Infinity is a fascinating concept in calculus. When we evaluate a limit as a variable approaches infinity, we're looking at its behavior as it grows without bound. In the context of calculus, infinity allows us to make predictions about how functions behave during extreme conditions, like growing very large or shrinking to very small values.

• Infinity doesn't behave like a typical number. You can't add, subtract, multiply, or divide infinity in the same way you can with real numbers.
• In limits, when we say a variable approaches infinity, like in the expression \(x \rightarrow \infty\), we consider how the expressions evolve.
• The most common scenarios involve determining the dominant terms, especially in rational functions, to ascertain how they influence the outcome of the limits.

Thinking about limits as \(x\) approaches infinity helps identify the long-term trends in functions and can simplify complex expressions by focusing on what dominates as \(x\) becomes extremely large.

Algebraic manipulation is essential when dealing with limits, especially when approaching infinity. It involves restructuring expressions to make them easier to evaluate.
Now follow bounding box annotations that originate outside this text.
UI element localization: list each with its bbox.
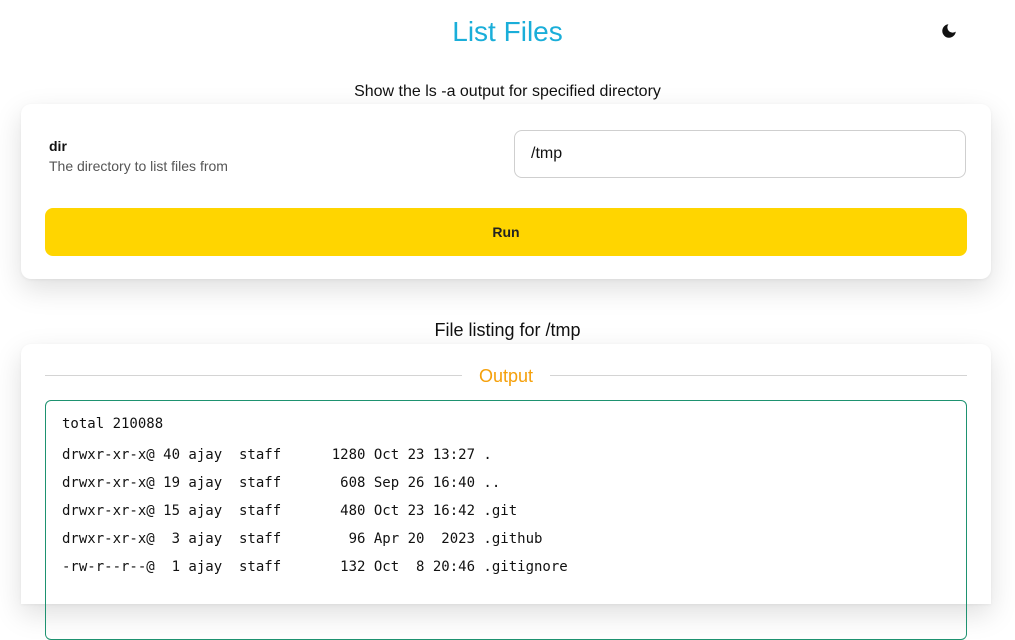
theme-toggle-button[interactable] — [936, 18, 962, 44]
field-label-dir: dir — [49, 138, 67, 154]
form-card: dir The directory to list files from Run — [21, 104, 991, 279]
output-line: drwxr-xr-x@ 19 ajay staff 608 Sep 26 16:… — [62, 475, 501, 491]
run-button[interactable]: Run — [45, 208, 967, 256]
page-title: List Files — [452, 16, 563, 47]
output-card: Output total 210088 drwxr-xr-x@ 40 ajay … — [21, 344, 991, 640]
divider-right — [550, 375, 967, 376]
output-section-label: Output — [478, 366, 534, 386]
output-line: total 210088 — [62, 416, 164, 432]
divider-left — [45, 375, 462, 376]
result-title: File listing for /tmp — [434, 320, 581, 340]
output-line: -rw-r--r--@ 1 ajay staff 132 Oct 8 20:46… — [62, 559, 568, 575]
output-line: drwxr-xr-x@ 15 ajay staff 480 Oct 23 16:… — [62, 503, 518, 519]
output-box[interactable]: total 210088 drwxr-xr-x@ 40 ajay staff 1… — [45, 400, 967, 640]
moon-icon — [942, 24, 956, 38]
dir-input[interactable] — [514, 130, 966, 178]
tool-description: Show the ls -a output for specified dire… — [354, 83, 661, 100]
output-line: drwxr-xr-x@ 3 ajay staff 96 Apr 20 2023 … — [62, 531, 543, 547]
field-description-dir: The directory to list files from — [49, 158, 228, 174]
output-line: drwxr-xr-x@ 40 ajay staff 1280 Oct 23 13… — [62, 447, 492, 463]
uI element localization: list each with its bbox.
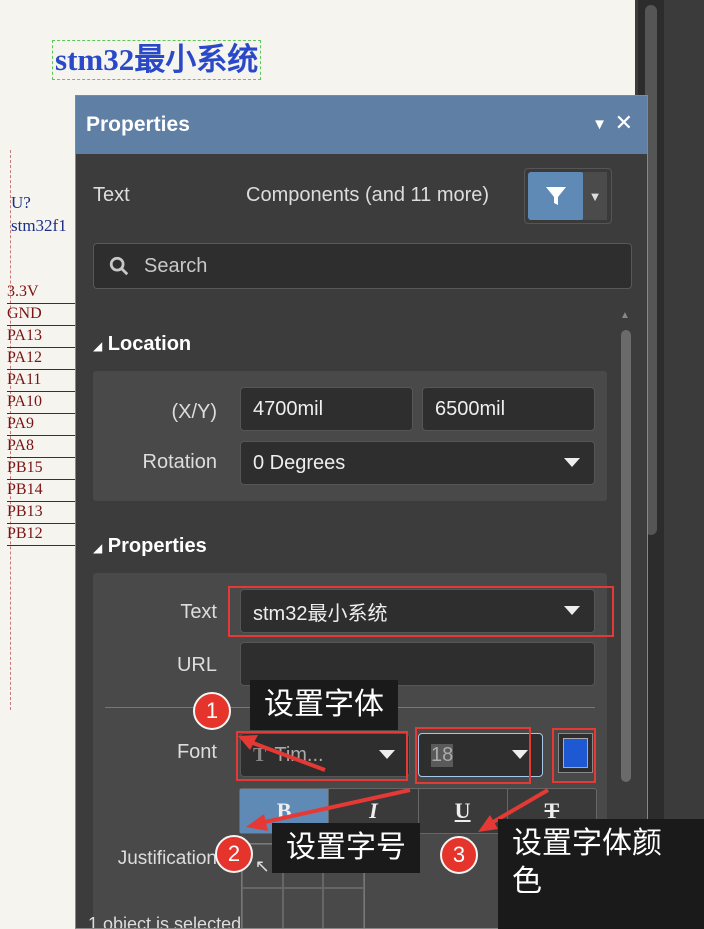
callout-set-font: 设置字体 <box>250 680 398 730</box>
annotation-arrows <box>238 735 550 832</box>
step-badge-3: 3 <box>440 836 478 874</box>
step-badge-2: 2 <box>215 835 253 873</box>
step-badge-1: 1 <box>193 692 231 730</box>
callout-set-font-size: 设置字号 <box>272 823 420 873</box>
callout-set-font-color: 设置字体颜色 <box>498 819 704 929</box>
Here’s how it's done:

• Identify the highest power of \(x\) in both the numerator and the denominator of the function.
• Divide each term by the highest power to simplify the expression and clarify the dominant behavior of the function.
• In our example, \( f(x) = \frac{\pi + 3x}{\pi x - 3} \), the highest power of \(x\) is 1. We simplify by dividing each term by \(x\).

By dividing the entire expression by the highest power of \(x\), we approach a form where as \(x\) grows large, simpler terms tend to zero, making it clearer which terms dictate the function's behavior. This simplification shows the expression's true nature as \(x\) tends to infinity.

Evaluating limits, especially as they approach infinity, requires a systematic approach. Let's break it down:

• Step 1: Identify influential terms. By recognizing the dominating factors in both numerator and denominator, we set the foundation for simplification.
• Step 2: Use algebraic manipulation to simplify the function, as seen when we divided terms by the highest power of \(x\).
• Step 3: Evaluate limits term by term after simplification. As extremely small or large portions shrink to zero due to division, what remains reveals the limit.

In our case, when \(x\) is infinitely large, terms like \(\frac{\pi}{x}\) and \(\frac{3}{x}\) trend to zero. The remaining terms, \(\frac{3}{\pi}\), showcase the function’s behavior in the limit. This methodical approach helps dissect complex functions and find their long-term tendencies, providing a clearer understanding of their full scope.